Despite the media blathering over how Mr. Russert’s tragic death from heart attack could not have been predicted, it turns out that he had undergone a heart scan several years ago.
A New York Times article, A Search for Answers in Russert’s Death, reported:
Given the great strides that have been made in preventing and treating heart disease, what explains Tim Russert’s sudden death last week at 58 from a heart attack?
The answer, at least in part, is that although doctors knew that Mr. Russert, the longtime moderator of “Meet the Press” on NBC, had coronary artery disease and were treating him for it, they did not realize how severe the disease was because he did not have chest pain or other telltale symptoms that would have justified the kind of invasive tests needed to make a definitive diagnosis. In that sense, his case was sadly typical: more than 50 percent of all men who die of coronary heart disease have no previous symptoms, the American Heart Association says.

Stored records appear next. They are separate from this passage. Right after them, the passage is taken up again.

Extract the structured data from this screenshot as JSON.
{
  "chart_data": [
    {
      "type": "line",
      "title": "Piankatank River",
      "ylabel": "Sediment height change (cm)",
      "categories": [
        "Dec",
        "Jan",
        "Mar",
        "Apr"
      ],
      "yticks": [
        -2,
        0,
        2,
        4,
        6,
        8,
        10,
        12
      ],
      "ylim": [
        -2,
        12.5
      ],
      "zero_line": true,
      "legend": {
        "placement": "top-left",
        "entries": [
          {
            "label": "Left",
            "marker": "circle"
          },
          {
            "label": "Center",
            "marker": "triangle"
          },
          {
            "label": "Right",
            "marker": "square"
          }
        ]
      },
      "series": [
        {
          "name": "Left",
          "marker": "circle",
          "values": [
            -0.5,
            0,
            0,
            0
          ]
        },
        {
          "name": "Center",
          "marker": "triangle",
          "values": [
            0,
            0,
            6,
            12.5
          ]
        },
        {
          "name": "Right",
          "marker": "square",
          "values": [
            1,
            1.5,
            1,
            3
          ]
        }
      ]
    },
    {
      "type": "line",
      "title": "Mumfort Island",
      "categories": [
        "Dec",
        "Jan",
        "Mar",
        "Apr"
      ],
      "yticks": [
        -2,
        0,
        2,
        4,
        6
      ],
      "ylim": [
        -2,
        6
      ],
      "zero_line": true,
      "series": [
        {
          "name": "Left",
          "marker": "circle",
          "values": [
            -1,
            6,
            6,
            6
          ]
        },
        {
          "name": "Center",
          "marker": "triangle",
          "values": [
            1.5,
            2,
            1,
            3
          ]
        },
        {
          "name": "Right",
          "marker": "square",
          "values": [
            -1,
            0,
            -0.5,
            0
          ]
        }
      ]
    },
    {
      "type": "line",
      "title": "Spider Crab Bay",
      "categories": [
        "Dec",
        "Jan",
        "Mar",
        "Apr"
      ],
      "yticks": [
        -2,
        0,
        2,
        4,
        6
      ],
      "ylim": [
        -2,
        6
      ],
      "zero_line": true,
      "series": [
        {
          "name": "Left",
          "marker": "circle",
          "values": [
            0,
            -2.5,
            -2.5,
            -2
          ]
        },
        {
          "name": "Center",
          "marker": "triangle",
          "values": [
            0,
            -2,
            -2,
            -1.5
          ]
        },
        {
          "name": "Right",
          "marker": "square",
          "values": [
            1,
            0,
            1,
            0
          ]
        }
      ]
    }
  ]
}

It is not clear whether Mr. Russert’s death could have been prevented. He was doing nearly all he could to lower his risk. He took blood pressure pills and a statin drug to control his cholesterol, he worked out every day on an exercise bike, and he was trying to lose weight, his doctors said on Monday. And still it was not enough.
“What is surprising,” Dr. Newman said, “is that the severity of the anatomical findings would not be predicted from his clinical situation, the absence of symptoms and his performing at a very high level of exercise.”
Buried deeper in this article, the fact that Mr. Russert had a heart scan score of 210 in 1998 is revealed.
That bit of information is damning. Readers of The Heart Scan Blog know that heart scan scores are expected to grow at a rate of 30% per year. This would put Mr. Russert’s heart scan score at 2895 in 2008. But the two doctors providing care for Mr. Russert were advising the conventional treatments: prescribing cholesterol drugs, blood pressure medication, managing blood sugar, and doing periodic stress tests.
Conventional efforts usually slow the progression of heart scan scores to 14-24% per year. Let’s assume the rate of increase was only 14% per year. That would put Mr. Russert’s 2008 score at 779.
A simple calculation from known information in 1998 clearly, obviously, and inarguably predicted his death. Recall that heart scan scores of 1000 or greater are associated with annual–ANNUAL–risk for heart attack and death of 20-25% if no preventive action is taken. The meager prevention efforts taken by Mr. Russert’s doctors did indeed reduce risk modestly, but it did not eliminate risk.
We know that growing plaque is active plaque. Active plaque means rupture-prone plaque. Rupture prone plaque means continuing risk for heart attack and death. Heart attack and death means the approach used in Mr. Russert was a miserable failure.
While the press blathers on about how heart disease is a tragedy, as Mr. Russert’s doctors squirm under the fear of criticism, the answers have been right here all alone. It sometimes takes a reminder like Mr. Russert’s tragic passing to remind us that tracking plaque is a enormously useful, potentially lifesaving approach to coronary heart disease.
Who needs to go next? Matt Lauer, Oprah, Jay Leno, some other media personality? Someone close to you? Can this all happen right beneath the nose of your doctor, even your cardiologist?
I don’t need to remind readers of The Heart Scan Blog that heart disease is 1) measurable, 2) trackable, 3) predictable. Mr. Russert’s future was clear as long ago as 1998. Every year that passed, his future became clearer and clearer, yet his doctors fumbled miserably.